As per the central bank data, the total outstanding loans of the company stood at Tk 4,022 crore in March this year, and Tk 2,999 crore (74.56 per cent) of that became default. The number of defaulters stood at 154 in December 2020.

Nazrul told The Business Post company officials were facing various difficulties in recovering loans from defaulters. 

“It was the worst experience when a borrower filed a lawsuit against us as we tried to recover loans from him,” he explained.

He said the company was operating with the profit of its two subsidiaries – International Leasing Securities Limited and IL Capital Limited – as the latter had already recovered from the shock.

Syed Abu Naser Bakhtear Ahmed, former managing director and CEO of Agrani Bank, is one of the independent directors of ILFSL appointed by the High Court on July 6 this year.

He told The Business Post the new board was emphasising recovery from defaulters and paying back depositors to restore their confidence.

“We are trying our best to recover default loans but the expected results have not been achieved,” he pointed out.

The NBFI had planned to start afresh after restoring depositors’ confidence, he added.

Dissatisfaction among ILFSL officials

The company has 83 permanent officials and 11 contractual ones. It has four branches, including the head office in the capital’s Purana Paltan. The three other branches are in Chattogram, Uttara, and Sylhet.

The scam-hit NBFI has already shut its Dhanmondi branch due to the financial crisis.

A number of officials of the company have expressed dissatisfaction with their jobs as they are not getting any financial benefits, except for salaries. Even salary payments are often delayed.

Besides, the employees are unable to change their jobs due to the bad image of ILFSL.

An official of the company, who has been working there for at least seven years, told The Business Post he had tried to switch his job but failed as ILFSL is riddled with huge irregularities and scams. 

What happened at ILFSL?

In 1996, ILFSL registered as a public limited company and was licenced by the Bangladesh Bank as an NBFI on February 19 that year.

It was doing well till 2015, but its condition started worsening since then, according to its financial statement.

The company’s net profit was Tk 12.25 crore in 2015 and Tk 11.42 crore the following year. But in 2019, it went into the red.

By the end of that year, its loss stood at Tk 41.42 crore.

Embezzlements by directors and shareholders, violations of company rules, massive irregularities in approving loans, and a lack of internal control and compliance have turned ILFSL into an ailing NBFI, as per officials of the central bank.
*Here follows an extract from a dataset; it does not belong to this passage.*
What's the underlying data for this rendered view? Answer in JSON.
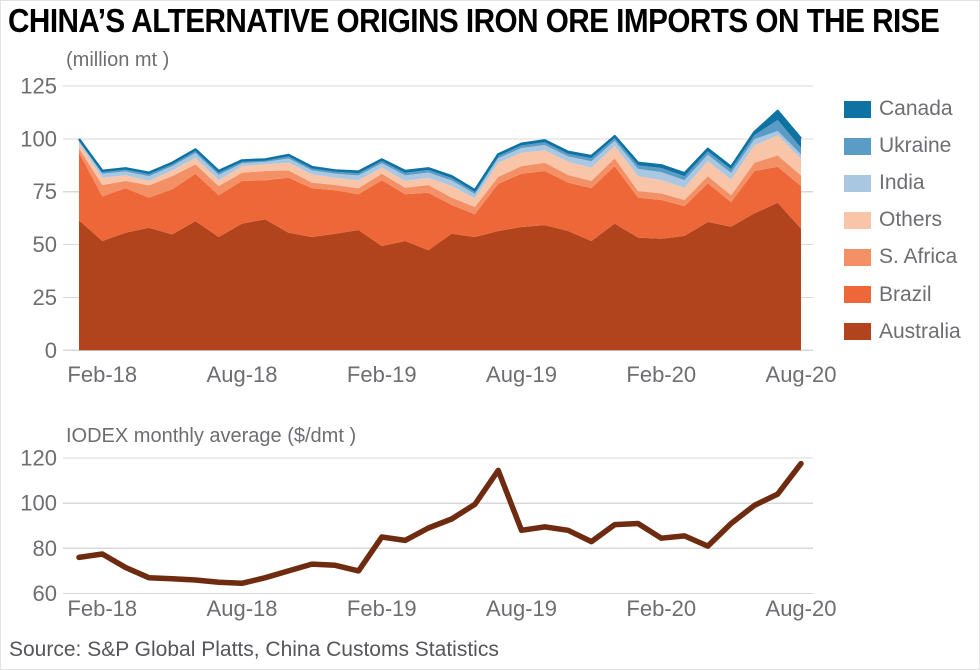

A Bangladesh Bank special investigation found that Tk 1,596.14 crore was transferred from ILFSL between 2015 and 2019 as loans. This was done violating the company rules and regulations through 48 accounts of various companies where a number of the NBFI’s directors and shareholders had stakes.

Fraudulent businessman Proshanta Kumar Halder, who controlled the company’s majority shares after buying those under the names of different individuals, including his family members, was directly involved in the embezzlements, according to the central bank probe report.

On January 22 last year, after hearing a writ petition, the High Court removed MA Hashem as the ILFSL chairman and replaced him with former Bangladesh Bank deputy governor Khondkar Ibrahim Khaled in an effort to revive the NBFI.

But Khaled resigned after a little over one month. The High Court then appointed Nazrul.